Speaking of the playoffs, it doesn’t seem that the Leafs have been able to vanquish the identity of being anything more than just a playoff team. The last time that the Leafs won the Stanley Cup or were in the NHL Finals will be 40 years ago this coming season. So by my count, that gives the Raptors about 30 more years to make the NBA Finals before your article will have even a smidge of relevance. It sure has been a long time since the Leafs have done anything but disappoint their legion of rabid fans. Perhaps if the front office would stop dumping young guys like Steve Sullivan and trading youth like Alyn Mccauley for aged veterans who almost guarantee the team a second round exit, the Leafs could be a contender by now. But alas, the fans are too impatient to watch the rebuilding process unfold, demand results and are spoon-fed a disappointing early playoff exit year-after-year – a shame, really.
The other shame is that the Leafs barely did anything in the offseason to improve the team. They added an unproven goalie and some roleplayers, but nothing that will help the Leafs’ soon-to-be 36 year old soft Swedish superstar Mats Sundin, who will make a whopping $7.5 million this season, take the team beyond the first or second round of the playoffs. The Toronto Maple Leafs’ record over the last thirty years depicts a team that has gone so stagnant that if it were a cool beverage, the city’s fans would surely be stricken with malaria.
Meanwhile, the Raptors have hired one of the league's most cunning, young general managers in Bryan Colangelo who has singlehandedly put his signature on the team this past offseason. Colangelo scored the top overall pick and added some international flavor by adding Andrea Bargnani in the draft and two valuable Euroleague players in Jorge Garbajosa and Anthony Parker. Not to mention that Colangelo has addressed the Raptors always-murky point guard situation by adding perhaps the team's first legitimate pass-first threat in T.J. Ford, who won the Wooden Award after his sophomore year in college. With these acquisitions and a payroll free of inflated contracts, the Raptors future is looking exceptionally bright.
Another accusation thrown at the Raptors in a last-ditch effort for credibility from a Canadian basketball readership is that the team detracts from the country’s economy because basketball players tend to live in the U.S. Strachan also claims that the U.S. “is full of self-centred idiots with money”. Do I taste a smidge of bitterness towards the country that bought out the Winnipeg Jets and Quebec Nordiques and removed them from their disloyal fans that successfully let two more Canadian teams slip from our country’s grasp?

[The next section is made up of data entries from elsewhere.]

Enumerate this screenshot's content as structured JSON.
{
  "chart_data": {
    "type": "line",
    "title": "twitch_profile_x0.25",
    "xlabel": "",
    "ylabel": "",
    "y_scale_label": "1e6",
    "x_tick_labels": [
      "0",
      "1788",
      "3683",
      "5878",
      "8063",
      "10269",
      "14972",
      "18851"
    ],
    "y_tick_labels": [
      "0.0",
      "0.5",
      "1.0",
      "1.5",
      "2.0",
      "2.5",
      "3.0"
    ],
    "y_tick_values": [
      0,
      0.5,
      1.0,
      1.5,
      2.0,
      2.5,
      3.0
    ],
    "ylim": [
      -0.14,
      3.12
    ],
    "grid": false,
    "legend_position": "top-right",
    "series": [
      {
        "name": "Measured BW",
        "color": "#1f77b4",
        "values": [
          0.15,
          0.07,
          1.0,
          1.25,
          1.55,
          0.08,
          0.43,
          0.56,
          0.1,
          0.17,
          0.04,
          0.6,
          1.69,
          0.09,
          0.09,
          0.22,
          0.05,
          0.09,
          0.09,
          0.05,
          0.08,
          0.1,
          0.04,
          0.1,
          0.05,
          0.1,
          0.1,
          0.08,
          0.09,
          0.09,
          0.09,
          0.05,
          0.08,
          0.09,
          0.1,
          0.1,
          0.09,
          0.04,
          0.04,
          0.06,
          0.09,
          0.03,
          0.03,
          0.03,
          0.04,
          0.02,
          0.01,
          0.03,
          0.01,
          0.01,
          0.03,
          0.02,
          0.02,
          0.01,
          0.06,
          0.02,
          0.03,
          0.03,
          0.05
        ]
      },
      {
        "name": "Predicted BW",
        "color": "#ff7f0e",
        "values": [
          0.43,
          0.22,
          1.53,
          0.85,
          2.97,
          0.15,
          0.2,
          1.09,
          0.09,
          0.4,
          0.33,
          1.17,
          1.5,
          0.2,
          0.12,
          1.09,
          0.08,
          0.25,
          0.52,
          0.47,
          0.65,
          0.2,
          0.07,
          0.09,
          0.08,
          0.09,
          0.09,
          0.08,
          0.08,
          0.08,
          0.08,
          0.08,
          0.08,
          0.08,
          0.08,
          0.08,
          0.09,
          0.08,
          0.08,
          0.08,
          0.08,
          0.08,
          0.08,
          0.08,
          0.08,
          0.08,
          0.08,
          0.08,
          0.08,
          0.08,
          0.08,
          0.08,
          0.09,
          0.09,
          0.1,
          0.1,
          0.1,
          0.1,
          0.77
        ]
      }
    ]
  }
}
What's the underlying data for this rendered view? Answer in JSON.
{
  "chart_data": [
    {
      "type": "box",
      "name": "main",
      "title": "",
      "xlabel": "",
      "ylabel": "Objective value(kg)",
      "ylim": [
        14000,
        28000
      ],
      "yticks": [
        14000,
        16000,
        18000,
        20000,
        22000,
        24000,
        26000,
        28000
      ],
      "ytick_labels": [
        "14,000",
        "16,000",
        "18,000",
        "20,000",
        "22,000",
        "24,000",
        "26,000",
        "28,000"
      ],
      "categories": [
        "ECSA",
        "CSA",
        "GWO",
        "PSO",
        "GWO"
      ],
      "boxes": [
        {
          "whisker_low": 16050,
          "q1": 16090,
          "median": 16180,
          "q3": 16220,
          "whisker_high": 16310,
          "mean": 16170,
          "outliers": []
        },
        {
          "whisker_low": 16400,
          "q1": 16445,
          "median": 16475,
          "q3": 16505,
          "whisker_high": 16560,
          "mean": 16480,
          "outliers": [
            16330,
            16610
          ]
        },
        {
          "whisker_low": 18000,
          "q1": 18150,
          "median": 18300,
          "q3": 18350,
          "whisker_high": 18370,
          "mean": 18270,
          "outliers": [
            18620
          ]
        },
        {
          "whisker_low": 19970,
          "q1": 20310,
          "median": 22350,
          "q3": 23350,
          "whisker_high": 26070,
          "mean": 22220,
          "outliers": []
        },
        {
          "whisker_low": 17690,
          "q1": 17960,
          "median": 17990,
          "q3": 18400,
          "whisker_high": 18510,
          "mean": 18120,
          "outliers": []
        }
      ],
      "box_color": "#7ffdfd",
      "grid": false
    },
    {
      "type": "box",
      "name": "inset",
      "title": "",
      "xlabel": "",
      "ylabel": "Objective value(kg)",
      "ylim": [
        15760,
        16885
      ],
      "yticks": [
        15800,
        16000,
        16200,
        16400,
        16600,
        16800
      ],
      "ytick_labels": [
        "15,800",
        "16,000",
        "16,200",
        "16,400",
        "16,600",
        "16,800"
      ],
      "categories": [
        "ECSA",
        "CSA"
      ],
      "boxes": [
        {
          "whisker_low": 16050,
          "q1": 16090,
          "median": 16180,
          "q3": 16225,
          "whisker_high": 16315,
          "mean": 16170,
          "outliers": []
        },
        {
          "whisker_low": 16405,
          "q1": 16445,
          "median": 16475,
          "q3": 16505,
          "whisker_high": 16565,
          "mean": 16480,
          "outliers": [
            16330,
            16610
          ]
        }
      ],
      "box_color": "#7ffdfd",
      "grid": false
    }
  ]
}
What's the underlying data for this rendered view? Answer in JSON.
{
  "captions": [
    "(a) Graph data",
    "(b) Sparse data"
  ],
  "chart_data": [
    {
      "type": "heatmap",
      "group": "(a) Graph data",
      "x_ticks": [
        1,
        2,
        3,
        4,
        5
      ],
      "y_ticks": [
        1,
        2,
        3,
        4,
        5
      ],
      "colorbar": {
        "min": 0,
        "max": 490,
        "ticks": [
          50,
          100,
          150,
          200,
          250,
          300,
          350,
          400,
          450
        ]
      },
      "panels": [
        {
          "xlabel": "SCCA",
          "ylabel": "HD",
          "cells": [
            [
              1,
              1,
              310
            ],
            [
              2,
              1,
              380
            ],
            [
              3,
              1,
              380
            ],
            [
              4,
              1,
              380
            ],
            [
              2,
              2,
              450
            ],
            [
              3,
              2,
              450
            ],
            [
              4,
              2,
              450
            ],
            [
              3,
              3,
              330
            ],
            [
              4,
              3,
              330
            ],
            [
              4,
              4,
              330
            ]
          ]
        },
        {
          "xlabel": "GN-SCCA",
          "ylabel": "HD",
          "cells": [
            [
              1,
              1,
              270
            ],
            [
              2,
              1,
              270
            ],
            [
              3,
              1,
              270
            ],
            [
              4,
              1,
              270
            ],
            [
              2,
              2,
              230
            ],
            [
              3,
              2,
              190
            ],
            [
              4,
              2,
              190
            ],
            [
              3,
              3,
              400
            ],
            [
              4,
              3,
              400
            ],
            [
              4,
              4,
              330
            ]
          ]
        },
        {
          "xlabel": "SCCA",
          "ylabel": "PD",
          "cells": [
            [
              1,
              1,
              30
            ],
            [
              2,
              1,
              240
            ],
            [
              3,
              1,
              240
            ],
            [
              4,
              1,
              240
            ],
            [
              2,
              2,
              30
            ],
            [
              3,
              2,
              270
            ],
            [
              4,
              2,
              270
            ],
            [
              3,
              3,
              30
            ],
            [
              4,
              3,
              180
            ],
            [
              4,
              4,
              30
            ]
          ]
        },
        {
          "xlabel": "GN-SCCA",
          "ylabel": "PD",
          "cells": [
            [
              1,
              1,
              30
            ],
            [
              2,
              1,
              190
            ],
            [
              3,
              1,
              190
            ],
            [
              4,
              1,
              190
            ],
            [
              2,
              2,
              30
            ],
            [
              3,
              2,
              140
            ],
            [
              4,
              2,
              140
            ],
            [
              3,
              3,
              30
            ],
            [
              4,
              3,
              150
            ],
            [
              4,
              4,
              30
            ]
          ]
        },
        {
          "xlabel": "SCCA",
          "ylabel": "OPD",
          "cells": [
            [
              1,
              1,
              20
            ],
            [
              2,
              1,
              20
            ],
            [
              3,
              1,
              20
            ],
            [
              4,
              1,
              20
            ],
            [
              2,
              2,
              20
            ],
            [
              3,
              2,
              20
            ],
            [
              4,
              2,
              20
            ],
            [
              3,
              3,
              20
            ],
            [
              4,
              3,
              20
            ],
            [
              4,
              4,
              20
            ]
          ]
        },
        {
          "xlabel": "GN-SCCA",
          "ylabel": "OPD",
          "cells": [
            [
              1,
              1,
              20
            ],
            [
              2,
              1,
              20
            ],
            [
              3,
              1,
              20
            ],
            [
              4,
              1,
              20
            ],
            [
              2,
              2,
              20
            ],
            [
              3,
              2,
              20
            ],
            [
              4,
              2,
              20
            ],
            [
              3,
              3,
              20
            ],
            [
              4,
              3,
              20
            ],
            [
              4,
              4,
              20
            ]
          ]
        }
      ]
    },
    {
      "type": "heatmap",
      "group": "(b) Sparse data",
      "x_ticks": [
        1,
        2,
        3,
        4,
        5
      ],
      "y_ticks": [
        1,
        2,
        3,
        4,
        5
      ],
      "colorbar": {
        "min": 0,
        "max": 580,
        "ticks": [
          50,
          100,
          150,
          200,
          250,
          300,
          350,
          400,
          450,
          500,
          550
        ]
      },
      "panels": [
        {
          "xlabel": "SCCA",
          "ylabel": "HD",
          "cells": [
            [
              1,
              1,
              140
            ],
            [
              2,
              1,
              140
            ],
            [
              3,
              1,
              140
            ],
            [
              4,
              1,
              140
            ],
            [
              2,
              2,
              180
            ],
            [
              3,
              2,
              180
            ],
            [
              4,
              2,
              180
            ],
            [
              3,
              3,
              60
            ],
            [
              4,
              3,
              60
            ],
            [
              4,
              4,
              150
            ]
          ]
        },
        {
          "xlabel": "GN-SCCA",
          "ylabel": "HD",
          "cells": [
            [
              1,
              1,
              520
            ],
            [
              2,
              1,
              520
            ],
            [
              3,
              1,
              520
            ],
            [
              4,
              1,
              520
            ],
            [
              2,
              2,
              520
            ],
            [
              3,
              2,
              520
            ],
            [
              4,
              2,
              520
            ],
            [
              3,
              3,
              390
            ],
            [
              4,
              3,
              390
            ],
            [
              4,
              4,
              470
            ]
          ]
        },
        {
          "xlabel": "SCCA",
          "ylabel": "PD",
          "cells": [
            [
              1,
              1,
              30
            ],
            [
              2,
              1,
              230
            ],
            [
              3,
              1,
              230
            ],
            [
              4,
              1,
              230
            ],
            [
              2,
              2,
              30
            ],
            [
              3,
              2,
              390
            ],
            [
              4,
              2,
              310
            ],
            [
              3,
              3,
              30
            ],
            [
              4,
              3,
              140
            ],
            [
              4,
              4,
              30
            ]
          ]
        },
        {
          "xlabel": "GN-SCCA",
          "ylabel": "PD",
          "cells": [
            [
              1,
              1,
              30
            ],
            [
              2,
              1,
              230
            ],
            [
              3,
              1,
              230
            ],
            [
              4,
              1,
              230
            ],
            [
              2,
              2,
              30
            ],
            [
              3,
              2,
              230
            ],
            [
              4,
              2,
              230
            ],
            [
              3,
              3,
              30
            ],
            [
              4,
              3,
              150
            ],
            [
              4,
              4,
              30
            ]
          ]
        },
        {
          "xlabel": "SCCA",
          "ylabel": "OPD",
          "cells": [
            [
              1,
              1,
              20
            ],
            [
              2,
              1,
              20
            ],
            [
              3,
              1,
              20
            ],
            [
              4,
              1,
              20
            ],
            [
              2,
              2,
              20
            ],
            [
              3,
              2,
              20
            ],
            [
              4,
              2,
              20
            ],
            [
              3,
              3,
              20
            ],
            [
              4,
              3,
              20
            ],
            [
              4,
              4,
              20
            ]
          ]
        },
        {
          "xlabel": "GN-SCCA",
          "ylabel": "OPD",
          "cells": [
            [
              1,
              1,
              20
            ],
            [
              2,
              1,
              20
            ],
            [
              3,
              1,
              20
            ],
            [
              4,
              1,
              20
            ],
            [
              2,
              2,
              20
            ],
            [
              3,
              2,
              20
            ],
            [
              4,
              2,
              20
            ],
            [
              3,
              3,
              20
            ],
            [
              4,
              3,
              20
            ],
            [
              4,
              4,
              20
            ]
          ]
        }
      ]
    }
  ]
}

Strachan thanks them in his column for taking the Grizzlies out of Vancouver, why no kudos to Jets and Nords fans who ignored their teams to the point that they went somewhere else.
Before I wrap up, let it be known that I acknowledge hockey as Canada’s most popular sport. There are no ifs, ands or buts about it; we live in a country where our national and cultural identities are defined by the popularity of hockey. It’s simply a shame that the last time a Canadian team won the cherished Stanley Cup was 13 years ago and meanwhile, Americans would rather watch the World Series of Poker on ESPN, while hockey decays on OLN. It’s alright to be bitter while the tradition of hockey continues to suffer and basketball thrives as a truly global sport with a talent pool that is slowly catching up to North America’s. But I beg of you Mr. Strachan, do not take your bitterness out on Canadian basketball fans, besides, I need not remind you what the term “puckhead” rhymes with.